Troubleshooting·6 min read·

Stripe webhook 400 errors — signature validation gotchas

A 400 from your Stripe webhook endpoint almost always means a signature mismatch. Here's how webhook signing works, the five most common mistakes, and how to verify your setup is correct.

A 400 response from your Stripe webhook endpoint almost always means one of two things: the raw request body was consumed before signature verification (the most common mistake in Next.js), or the STRIPE_WEBHOOK_SECRET environment variable doesn't match the endpoint's signing secret in the Stripe Dashboard.

Why raw body consumption matters

Stripe signs the raw request body using HMAC-SHA256. The signature is in the Stripe-Signature header. To verify it, your endpoint must pass the exact same raw bytes to stripe.webhooks.constructEvent() — not a JSON-parsed version, not a body-string reconstructed from JSON.stringify(). In Next.js App Router, calling await request.json() before constructEvent() will cause this — the JSON parsing normalises whitespace and field ordering, changing the bytes and invalidating the signature.

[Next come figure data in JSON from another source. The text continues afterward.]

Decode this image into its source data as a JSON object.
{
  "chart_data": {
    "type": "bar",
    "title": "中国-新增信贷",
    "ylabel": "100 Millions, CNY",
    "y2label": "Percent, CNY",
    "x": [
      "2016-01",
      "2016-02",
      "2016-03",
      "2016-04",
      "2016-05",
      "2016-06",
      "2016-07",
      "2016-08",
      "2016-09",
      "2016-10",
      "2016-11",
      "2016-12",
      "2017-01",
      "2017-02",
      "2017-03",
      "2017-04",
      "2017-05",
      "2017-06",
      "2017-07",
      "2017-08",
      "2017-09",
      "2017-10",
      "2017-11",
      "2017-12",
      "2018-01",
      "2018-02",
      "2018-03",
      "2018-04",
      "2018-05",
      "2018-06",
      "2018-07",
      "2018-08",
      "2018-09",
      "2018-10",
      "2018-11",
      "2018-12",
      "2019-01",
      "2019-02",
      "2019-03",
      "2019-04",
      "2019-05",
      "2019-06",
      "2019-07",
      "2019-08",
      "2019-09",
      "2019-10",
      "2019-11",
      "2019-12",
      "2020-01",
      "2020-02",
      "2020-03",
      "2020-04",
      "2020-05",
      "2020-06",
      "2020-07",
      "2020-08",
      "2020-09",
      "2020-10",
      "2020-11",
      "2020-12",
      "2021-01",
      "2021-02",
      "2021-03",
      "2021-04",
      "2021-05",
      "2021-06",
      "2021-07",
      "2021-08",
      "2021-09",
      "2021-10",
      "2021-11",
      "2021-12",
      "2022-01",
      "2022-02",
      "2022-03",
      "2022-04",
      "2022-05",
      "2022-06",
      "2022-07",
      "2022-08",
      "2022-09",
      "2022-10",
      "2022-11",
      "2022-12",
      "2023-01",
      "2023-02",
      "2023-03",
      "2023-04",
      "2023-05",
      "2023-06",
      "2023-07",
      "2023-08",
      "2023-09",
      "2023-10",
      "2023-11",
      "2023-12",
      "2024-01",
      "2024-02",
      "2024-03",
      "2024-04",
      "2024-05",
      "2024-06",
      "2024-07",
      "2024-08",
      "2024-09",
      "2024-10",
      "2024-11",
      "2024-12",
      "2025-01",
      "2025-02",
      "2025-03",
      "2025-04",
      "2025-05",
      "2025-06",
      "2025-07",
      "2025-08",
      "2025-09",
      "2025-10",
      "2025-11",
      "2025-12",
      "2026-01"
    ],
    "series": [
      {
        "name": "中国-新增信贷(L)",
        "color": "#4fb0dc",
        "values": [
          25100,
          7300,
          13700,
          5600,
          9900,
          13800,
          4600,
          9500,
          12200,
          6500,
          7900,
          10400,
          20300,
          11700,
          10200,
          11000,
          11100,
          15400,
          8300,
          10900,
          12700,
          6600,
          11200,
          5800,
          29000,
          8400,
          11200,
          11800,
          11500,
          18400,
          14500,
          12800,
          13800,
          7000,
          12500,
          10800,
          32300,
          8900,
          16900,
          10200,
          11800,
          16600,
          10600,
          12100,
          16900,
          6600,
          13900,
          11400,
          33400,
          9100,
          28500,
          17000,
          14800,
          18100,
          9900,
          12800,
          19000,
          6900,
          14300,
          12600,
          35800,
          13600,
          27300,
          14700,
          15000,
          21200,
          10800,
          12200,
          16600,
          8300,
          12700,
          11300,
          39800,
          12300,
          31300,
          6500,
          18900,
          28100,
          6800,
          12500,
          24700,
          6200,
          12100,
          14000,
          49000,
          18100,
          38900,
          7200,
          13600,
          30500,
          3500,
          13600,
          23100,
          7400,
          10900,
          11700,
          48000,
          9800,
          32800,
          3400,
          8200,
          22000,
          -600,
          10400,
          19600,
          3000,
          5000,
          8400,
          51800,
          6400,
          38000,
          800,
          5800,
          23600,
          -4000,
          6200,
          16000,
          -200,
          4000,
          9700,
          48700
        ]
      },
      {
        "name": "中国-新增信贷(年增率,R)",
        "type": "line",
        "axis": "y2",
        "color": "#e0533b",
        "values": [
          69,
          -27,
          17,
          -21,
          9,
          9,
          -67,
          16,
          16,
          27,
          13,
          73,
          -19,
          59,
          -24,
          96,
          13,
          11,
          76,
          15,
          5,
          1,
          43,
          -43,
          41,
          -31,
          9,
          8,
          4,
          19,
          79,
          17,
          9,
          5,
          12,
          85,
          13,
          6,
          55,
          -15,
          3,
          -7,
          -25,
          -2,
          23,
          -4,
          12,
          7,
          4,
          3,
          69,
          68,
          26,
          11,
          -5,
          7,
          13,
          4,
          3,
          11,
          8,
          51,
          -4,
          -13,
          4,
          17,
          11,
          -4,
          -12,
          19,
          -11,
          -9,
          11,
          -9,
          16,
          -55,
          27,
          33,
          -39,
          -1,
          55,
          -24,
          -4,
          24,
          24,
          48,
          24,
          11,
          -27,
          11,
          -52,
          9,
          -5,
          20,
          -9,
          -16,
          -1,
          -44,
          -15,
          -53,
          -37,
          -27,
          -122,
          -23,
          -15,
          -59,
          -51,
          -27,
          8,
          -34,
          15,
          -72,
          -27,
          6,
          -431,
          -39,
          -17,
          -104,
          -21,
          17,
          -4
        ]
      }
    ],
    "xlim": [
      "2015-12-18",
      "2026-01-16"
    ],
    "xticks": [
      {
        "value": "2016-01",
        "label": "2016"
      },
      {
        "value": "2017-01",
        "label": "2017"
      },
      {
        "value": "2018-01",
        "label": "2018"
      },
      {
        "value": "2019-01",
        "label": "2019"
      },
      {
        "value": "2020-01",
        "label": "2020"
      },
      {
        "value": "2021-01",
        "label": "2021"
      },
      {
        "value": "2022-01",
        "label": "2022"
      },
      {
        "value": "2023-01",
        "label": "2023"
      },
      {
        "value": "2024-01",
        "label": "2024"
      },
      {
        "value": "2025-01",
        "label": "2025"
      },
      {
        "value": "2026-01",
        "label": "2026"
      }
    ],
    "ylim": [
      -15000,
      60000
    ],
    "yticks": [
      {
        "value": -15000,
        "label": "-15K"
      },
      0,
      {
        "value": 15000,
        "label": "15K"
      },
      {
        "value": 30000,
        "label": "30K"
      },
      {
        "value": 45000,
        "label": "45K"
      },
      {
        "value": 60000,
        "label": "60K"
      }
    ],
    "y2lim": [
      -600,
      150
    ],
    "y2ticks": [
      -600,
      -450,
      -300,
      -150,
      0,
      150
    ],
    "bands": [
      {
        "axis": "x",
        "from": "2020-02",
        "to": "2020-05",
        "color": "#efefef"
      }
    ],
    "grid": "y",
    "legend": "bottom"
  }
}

// WRONG — json() parses first, raw bytes are lost:
const body = await request.json();
stripe.webhooks.constructEvent(JSON.stringify(body), sig, secret);

// CORRECT — use text() to preserve raw bytes:
const rawBody = await request.text();
const event = stripe.webhooks.constructEvent(rawBody, sig, secret);

Check 2 — Local vs. production webhook secrets

The Stripe CLI's stripe listen command generates a temporary webhook signing secret that's different from your production endpoint's signing secret in the Dashboard. Using the CLI secret in production (or vice versa) causes a persistent 400. STRIPE_WEBHOOK_SECRET in your .env.local should be the CLI secret for local development. The same variable in Railway production should be the Dashboard endpoint secret — these must be two different values.

A common mistake: copying the signing secret from the Stripe CLI output into your Railway production environment variables. The CLI secret rotates every time you run stripe listen. Use the Dashboard endpoint's signing secret (found in Stripe Dashboard Developers Webhooks your endpoint Signing secret) for production.

Check 3 — Webhook URL must be exact

The Stripe Dashboard registers webhooks to a specific URL — if your endpoint is at /api/stripe/webhook, the registered URL must be exactly https://yoursite.velocms.org/api/stripe/webhook (no trailing slash, correct subdomain). A mismatch — even a trailing slash — means Stripe sends to a different URL than your handler, so the handler never sees the request.

Testing without Stripe CLI

To test in production without the Stripe CLI, use Stripe Dashboard Developers Webhooks your endpoint Send test webhook. Pick the event type you want to test (checkout.session.completed is the most common for VeloCMS), click Send, and watch the Railway logs for the request. The test webhook uses your production signing secret, so a successful 200 response confirms your setup is correct.